A SUPPORTIVE COMMUNITY

Toyoji made the decision to attend the University of Arizona based on their adaptive athletics program, which is rated as one of the best in the country. He received a scholarship to play basketball for the Wildcats, but decided mid-way through his collegiate career that he needed to focus on his newfound love of track.

“I played basketball for two years, but I wanted to actually graduate and playing two sports was too much,” Toyoji said. “I (chose) to drop basketball and stick with track, and it was a great decision for my athletic career.”

The 22-year-old continued to rave about the outstanding, NCAA-level support that Arizona gives its adaptive players and coaches.

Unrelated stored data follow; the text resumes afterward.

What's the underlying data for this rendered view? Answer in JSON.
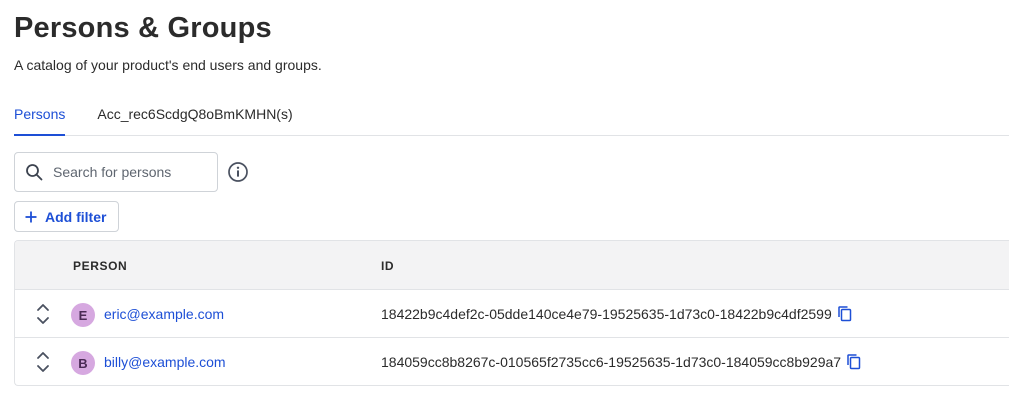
{
  "header": {
    "title": "Persons & Groups",
    "subtitle": "A catalog of your product's end users and groups."
  },
  "tabs": [
    {
      "label": "Persons",
      "active": true
    },
    {
      "label": "Acc_rec6ScdgQ8oBmKMHN(s)",
      "active": false
    }
  ],
  "search": {
    "placeholder": "Search for persons",
    "value": ""
  },
  "filters": {
    "add_label": "Add filter"
  },
  "table": {
    "columns": [
      "PERSON",
      "ID"
    ],
    "rows": [
      {
        "initial": "E",
        "email": "eric@example.com",
        "id": "18422b9c4def2c-05dde140ce4e79-19525635-1d73c0-18422b9c4df2599"
      },
      {
        "initial": "B",
        "email": "billy@example.com",
        "id": "184059cc8b8267c-010565f2735cc6-19525635-1d73c0-184059cc8b929a7"
      }
    ]
  },
  "colors": {
    "accent": "#1d4fd6",
    "avatar": "#d6a8e0",
    "header_bg": "#f3f3f4",
    "border": "#e1e3e6"
  },
  "icons": {
    "search": "search-icon",
    "info": "info-icon",
    "add": "plus-icon",
    "expand": "chevron-up-down-icon",
    "copy": "copy-icon"
  }
}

“They take care of the airfare, hotels, everything for us,” Toyoji said. “It’s been a great way for me to be able to focus and not worry about what the other things going on.”

A true Mustang at heart, Toyoji will always remember the Redmond community and particularly RHS for supporting him in his quest to make the Paralympics team for the 2004 Summer Games in Athens.

“It was just a great time in general, everyone there was so supportive, all my friends and teachers,” said Toyoji of his best memory as a Mustang. “It gave me the idea that I might be able to keep doing track in college. It was a great community to be in.”

As the L.A. Marathon Class T2 champion gets ready for what will be the biggest athletic event of his life, Toyoji made sure to thank those that helped him achieve his dream of racing competitively around the world.

“I want to give a shout out to my parents, my brother and sister, my entire family, friends and Jake Heilveil,” Toyoji said. “They’re always there for me and always pushing me. When you’re doing track it’s important to have that support, and it means everything to me.”